Katie pulled me to an overstuffed couch. Someone had a guitar, much in the way that someone always has a guitar. As male props go, a guitar approaches perfection. It is phallic, suggesting virility; expensive, suggesting wealth; and artistic, suggesting sensitivity. Katie asked to borrow it and began to strum an indie-rock sea shanty about sex and revenge. We had a sing-along. I sang. I don’t usually sing. She threw her legs across my lap and nuzzled my shoulder. As soon as she’d made sure everyone had seen us together, she led me upstairs to her room.

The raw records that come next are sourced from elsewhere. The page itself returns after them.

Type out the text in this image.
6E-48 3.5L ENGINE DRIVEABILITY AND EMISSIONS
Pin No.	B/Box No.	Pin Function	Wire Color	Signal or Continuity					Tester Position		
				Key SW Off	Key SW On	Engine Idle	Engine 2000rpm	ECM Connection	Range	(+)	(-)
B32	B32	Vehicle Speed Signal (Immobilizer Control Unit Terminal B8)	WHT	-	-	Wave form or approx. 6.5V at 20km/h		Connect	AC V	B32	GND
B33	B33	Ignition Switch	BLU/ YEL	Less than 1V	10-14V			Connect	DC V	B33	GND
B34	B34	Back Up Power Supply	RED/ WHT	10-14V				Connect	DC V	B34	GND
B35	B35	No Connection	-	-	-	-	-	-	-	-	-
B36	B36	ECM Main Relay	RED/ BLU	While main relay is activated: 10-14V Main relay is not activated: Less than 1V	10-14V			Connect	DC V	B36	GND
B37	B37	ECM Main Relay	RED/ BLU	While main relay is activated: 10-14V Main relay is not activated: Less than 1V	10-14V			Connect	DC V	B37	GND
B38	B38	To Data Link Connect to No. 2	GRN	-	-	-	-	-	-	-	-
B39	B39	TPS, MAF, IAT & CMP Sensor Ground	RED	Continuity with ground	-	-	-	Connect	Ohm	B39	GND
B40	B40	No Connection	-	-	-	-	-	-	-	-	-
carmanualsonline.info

A large, frameless double bed strewn with afghans dominated a room otherwise bare of furniture. Gentle drifts of laundry pushed up against the large bay window of the far wall. Ambient outdoor light lit the room in a way that struck me as romantic. She invited me to sit on the bed, and I sat. We talked to each other. We talked about our childhoods. We talked about high school. We talked each other out of our shirts and spent the long hours of the evening making out in a groping, adolescent way. Our thighs and hips pressed together with slow, needy friction. We drifted into semi-sleep, occasionally rousing enough to wake each other with fretful kisses. Downstairs, half a dozen people who knew that Katie had a boyfriend fell to beer-soaked sleep on easy chairs and beds. When I woke the next morning, Katie had already left.

Late the next evening, my phone rang with an unfamiliar number.